Graduate English Speaker Series

When and Where

Monday, October 06, 2025 4:15 pm to 6:00 pm
Room 616
Jackman Humanities Building

Speakers

Marion Turner

Description

Join us on October 6th at 4:15 PM in Jackman Humanities Building Room 616 for an exciting talk by Marion Turner, J.R.R. Tolkien Professor of English Literature and Language at University of Oxford.

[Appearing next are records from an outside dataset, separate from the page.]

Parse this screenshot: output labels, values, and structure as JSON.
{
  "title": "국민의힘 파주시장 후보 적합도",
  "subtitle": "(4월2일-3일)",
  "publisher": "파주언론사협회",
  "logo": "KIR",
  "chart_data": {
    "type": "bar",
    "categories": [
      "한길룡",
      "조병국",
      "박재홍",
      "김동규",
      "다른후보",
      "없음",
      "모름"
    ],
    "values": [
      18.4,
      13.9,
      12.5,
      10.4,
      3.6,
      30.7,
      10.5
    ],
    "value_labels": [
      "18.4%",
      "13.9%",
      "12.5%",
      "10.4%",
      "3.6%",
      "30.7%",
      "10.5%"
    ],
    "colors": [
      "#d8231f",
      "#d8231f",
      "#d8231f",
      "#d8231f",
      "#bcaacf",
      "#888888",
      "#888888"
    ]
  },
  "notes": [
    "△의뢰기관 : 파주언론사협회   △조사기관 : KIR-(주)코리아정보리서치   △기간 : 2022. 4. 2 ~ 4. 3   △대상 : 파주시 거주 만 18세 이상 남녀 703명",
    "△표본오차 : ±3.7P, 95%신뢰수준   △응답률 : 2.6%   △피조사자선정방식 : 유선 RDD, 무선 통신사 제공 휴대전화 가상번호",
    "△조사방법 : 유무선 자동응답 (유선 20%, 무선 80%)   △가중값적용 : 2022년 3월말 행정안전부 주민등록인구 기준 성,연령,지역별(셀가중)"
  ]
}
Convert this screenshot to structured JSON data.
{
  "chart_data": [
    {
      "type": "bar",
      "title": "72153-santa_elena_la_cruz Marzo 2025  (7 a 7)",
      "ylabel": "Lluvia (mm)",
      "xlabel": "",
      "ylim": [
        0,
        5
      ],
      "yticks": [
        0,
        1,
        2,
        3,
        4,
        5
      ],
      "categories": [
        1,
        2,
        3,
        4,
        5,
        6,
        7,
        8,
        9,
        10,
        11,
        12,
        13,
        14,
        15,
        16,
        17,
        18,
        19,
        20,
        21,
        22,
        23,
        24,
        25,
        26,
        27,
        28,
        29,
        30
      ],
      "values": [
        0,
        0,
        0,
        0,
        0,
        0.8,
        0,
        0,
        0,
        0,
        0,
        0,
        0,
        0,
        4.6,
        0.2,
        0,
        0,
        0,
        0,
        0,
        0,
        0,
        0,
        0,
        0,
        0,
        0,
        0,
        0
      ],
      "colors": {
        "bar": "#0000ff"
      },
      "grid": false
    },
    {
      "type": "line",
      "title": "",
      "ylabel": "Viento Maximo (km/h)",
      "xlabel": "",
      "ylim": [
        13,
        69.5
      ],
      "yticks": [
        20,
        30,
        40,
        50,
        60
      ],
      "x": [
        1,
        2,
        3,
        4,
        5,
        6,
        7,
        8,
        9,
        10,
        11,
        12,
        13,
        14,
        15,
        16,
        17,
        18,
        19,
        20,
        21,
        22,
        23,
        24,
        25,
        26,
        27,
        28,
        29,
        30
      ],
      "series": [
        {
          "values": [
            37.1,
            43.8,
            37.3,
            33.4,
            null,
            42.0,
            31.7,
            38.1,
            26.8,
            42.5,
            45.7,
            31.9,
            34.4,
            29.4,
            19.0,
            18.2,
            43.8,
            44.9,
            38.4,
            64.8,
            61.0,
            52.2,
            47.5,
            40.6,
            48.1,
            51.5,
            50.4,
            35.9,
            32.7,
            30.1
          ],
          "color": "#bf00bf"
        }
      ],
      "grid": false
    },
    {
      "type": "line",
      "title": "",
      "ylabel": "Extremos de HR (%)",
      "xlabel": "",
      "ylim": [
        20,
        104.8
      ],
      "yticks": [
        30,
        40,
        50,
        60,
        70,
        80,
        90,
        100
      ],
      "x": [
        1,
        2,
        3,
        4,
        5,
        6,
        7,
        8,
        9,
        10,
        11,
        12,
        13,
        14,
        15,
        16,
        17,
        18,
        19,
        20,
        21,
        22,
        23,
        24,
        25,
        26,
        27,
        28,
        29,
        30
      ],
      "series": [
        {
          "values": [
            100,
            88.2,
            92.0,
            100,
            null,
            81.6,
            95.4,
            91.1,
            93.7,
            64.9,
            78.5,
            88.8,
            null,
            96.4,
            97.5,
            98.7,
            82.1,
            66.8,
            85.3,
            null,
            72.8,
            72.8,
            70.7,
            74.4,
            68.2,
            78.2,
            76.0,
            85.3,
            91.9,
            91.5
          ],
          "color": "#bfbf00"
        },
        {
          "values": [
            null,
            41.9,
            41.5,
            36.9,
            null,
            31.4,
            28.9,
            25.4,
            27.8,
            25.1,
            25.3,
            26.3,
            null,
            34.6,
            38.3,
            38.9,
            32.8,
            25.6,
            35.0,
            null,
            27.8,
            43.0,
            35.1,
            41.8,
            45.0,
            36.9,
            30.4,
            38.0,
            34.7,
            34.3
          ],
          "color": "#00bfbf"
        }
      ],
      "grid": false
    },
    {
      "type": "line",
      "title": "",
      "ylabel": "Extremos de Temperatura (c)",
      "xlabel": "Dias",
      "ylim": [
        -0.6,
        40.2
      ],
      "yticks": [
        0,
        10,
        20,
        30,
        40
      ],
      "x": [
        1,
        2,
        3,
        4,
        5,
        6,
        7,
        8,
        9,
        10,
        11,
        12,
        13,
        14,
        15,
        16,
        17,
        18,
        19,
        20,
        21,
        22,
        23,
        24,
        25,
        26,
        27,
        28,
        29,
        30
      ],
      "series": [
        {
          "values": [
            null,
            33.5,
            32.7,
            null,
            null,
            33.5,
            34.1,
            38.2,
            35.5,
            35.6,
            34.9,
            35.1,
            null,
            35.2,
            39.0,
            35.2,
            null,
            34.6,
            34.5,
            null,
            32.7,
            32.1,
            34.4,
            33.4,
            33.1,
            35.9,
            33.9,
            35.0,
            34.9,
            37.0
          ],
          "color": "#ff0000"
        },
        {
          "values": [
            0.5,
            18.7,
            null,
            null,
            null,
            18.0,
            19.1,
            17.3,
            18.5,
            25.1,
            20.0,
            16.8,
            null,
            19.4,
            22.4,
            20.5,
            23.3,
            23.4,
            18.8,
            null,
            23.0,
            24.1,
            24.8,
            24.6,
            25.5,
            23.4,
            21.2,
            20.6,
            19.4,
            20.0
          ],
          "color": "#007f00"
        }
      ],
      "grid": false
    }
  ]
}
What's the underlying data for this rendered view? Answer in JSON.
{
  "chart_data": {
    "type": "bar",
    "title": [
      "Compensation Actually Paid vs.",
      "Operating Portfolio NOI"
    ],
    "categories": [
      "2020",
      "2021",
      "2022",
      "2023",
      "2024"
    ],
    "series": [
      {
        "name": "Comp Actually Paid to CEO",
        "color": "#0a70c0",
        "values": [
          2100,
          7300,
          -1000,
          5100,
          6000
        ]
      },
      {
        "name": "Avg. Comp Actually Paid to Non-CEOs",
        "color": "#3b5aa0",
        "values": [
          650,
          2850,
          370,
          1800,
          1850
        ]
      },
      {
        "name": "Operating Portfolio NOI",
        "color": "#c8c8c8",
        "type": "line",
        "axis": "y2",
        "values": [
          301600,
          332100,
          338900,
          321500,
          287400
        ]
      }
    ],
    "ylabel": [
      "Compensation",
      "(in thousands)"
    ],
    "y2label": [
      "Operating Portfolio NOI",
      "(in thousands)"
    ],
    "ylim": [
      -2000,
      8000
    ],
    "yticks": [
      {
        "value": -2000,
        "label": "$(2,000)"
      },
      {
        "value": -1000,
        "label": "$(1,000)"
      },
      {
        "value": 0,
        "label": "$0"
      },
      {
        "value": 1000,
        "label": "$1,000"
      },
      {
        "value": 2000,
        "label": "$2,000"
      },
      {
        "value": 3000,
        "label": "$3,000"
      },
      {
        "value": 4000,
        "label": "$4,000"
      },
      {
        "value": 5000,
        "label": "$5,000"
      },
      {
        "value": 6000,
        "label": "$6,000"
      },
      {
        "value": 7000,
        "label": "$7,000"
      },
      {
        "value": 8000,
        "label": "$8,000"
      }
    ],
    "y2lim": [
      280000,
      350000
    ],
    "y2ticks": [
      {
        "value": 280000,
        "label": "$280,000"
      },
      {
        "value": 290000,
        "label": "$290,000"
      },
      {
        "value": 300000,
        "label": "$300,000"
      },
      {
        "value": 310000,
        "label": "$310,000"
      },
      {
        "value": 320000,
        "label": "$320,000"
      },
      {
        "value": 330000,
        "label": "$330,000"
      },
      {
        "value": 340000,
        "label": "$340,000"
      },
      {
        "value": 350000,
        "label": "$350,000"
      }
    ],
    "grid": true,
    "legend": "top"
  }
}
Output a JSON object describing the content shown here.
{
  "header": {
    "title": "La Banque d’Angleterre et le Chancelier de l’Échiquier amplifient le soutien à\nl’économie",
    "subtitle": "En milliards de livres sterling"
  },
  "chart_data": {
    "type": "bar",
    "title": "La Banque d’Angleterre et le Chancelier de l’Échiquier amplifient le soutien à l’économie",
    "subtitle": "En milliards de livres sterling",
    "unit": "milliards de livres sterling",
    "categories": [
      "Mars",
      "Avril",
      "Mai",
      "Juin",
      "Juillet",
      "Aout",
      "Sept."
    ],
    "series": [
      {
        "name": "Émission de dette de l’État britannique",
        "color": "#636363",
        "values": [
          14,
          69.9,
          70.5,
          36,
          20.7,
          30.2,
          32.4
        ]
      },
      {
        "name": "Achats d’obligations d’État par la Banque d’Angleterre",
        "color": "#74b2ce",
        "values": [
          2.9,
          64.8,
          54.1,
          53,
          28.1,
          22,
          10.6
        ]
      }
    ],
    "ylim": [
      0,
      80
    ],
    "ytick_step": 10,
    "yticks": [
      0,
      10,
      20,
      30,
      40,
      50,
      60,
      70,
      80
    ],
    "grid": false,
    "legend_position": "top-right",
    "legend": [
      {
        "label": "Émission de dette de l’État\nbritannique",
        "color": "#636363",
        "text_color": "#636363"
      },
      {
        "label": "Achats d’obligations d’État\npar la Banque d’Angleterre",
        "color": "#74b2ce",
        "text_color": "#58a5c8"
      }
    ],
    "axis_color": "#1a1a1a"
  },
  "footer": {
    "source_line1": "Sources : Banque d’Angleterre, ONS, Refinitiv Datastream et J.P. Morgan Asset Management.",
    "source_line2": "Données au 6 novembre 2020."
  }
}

A reception will follow the event. RSVP form is available here.

Talk title:

"Premodern Fictionality: Aristotle, Ibn Rushd, Chaucer”

Abstract:

What does fiction do? How does it act on readers? Why does it have such a unique power? In this talk, I explore the re-interpretation of Aristotle’s Poetics by Islamic thinkers in the later Middle Ages, tracing a line from their radical focus on the imagination (rather than mimesis), to Chaucer’s understanding of poetry. Taking Troilus and Criseyde as a key text, I discuss medieval depictions of how poetry makes us feel, its relationship to ethics and theology, and the importance of metre. I argue that bold (mis)translations of Aristotle reoriented European understandings of what literature does.

Speaker Bio:

Marion Turner is the J.R.R. Tolkien Professor of English Literature and Language at the University of Oxford. Her prize-winning books include Chaucer: A European Life (Princeton, 2019), and The Wife of Bath: A Biography (Princeton, 2023). Last year she curated a major exhibition at the Bodleian Library, Chaucer: Here and Now, and edited an accompanying book. She is currently writing a book about fiction across time.